LLM.int8(): Mixed-Precision Decomposition
Dettmers et al. (2022) discovered that a small fraction of activation dimensions produce extreme outlier values (>6σ), which cannot be accurately represented in INT8.
| Component | Precision | Fraction |
|---|---|---|
| ~99.9% of weight dimensions | INT8 | Standard quantization |
| ~0.1% outlier feature dimensions | FP16 | Activation magnitudes exceed INT8 range |
| Matrix multiply output | FP16 | Accumulated from INT8 + FP16 streams |
This mixed-precision scheme achieves no accuracy degradation at 8-bit while enabling inference on GPUs with 4× less memory than FP32.
KV Cache Quantization
The kv-cache can also be quantized: INT8 KV cache halves the memory required for cached attention states, allowing longer sequences or larger batch sizes within the same GPU memory budget.
See inference-vs-training-compute for broader inference cost context, knowledge-distillation for a complementary compression approach, and kv-cache for the attention memory that quantization also targets.
Related Pages
Sources
- Dettmers et al. (2022) — LLM.int8(): 8-bit Matrix Multiplication for Transformers at Scale.

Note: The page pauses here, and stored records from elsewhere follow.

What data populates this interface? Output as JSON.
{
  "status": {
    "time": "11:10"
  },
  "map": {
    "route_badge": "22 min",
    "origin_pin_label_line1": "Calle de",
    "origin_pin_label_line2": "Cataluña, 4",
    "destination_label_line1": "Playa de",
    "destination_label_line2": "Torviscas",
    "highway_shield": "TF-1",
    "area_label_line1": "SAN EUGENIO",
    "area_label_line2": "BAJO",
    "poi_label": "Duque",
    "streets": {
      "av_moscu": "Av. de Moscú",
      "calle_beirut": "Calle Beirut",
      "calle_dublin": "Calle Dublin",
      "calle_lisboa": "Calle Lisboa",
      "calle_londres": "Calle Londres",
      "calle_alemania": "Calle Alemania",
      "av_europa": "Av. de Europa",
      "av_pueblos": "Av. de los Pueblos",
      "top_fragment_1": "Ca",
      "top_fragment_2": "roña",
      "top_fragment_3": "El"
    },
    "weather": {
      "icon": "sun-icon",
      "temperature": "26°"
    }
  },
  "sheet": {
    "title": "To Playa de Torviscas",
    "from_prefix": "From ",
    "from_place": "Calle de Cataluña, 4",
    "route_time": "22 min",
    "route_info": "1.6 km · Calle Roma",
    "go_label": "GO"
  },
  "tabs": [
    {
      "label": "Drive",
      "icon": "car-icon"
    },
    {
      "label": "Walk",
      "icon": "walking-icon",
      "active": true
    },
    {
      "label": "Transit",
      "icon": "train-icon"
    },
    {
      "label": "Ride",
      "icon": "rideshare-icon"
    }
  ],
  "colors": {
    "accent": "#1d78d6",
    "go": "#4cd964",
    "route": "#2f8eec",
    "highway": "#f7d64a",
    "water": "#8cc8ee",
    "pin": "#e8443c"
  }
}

NeurIPS 2022
- Frantar et al. (2022) — GPTQ: Accurate Post-Training Quantization for Generative Pre-trained Transformers. ICLR 2023
- Lin et al. (2023) — AWQ: Activation-aware Weight Quantization for LLM Compression and Acceleration. MLSys 2024
Frequently Asked Questions
Why does quantization work without catastrophic accuracy loss?
Neural networks are highly over-parameterized — weight values are clustered and individually encode little information. Rounding each weight to the nearest of 256 levels (INT8) or 16 levels (INT4) introduces quantization error, but this error is distributed across all weights and is often smaller than training noise. Large models (>7B parameters) are empirically more robust to quantization than small models: the error per parameter is diluted across more redundant representations. GPTQ further compensates by updating remaining weights when each weight is quantized.
What are the two main post-training quantization approaches?
Round-to-nearest (RTN) rounds each weight to the nearest quantization level — fast but loses significant accuracy at INT4 for smaller models. GPTQ (Frantar et al., 2022) uses approximate second-order Hessian information: when one weight is rounded, other weights in the same layer are updated to compensate for the output error introduced. This layer-wise compensation achieves INT4 quality close to FP16, whereas RTN degrades noticeably at 4 bits. AWQ (Lin et al., 2023) identifies ~1% of 'salient' weights and scales them before quantization to reduce their error.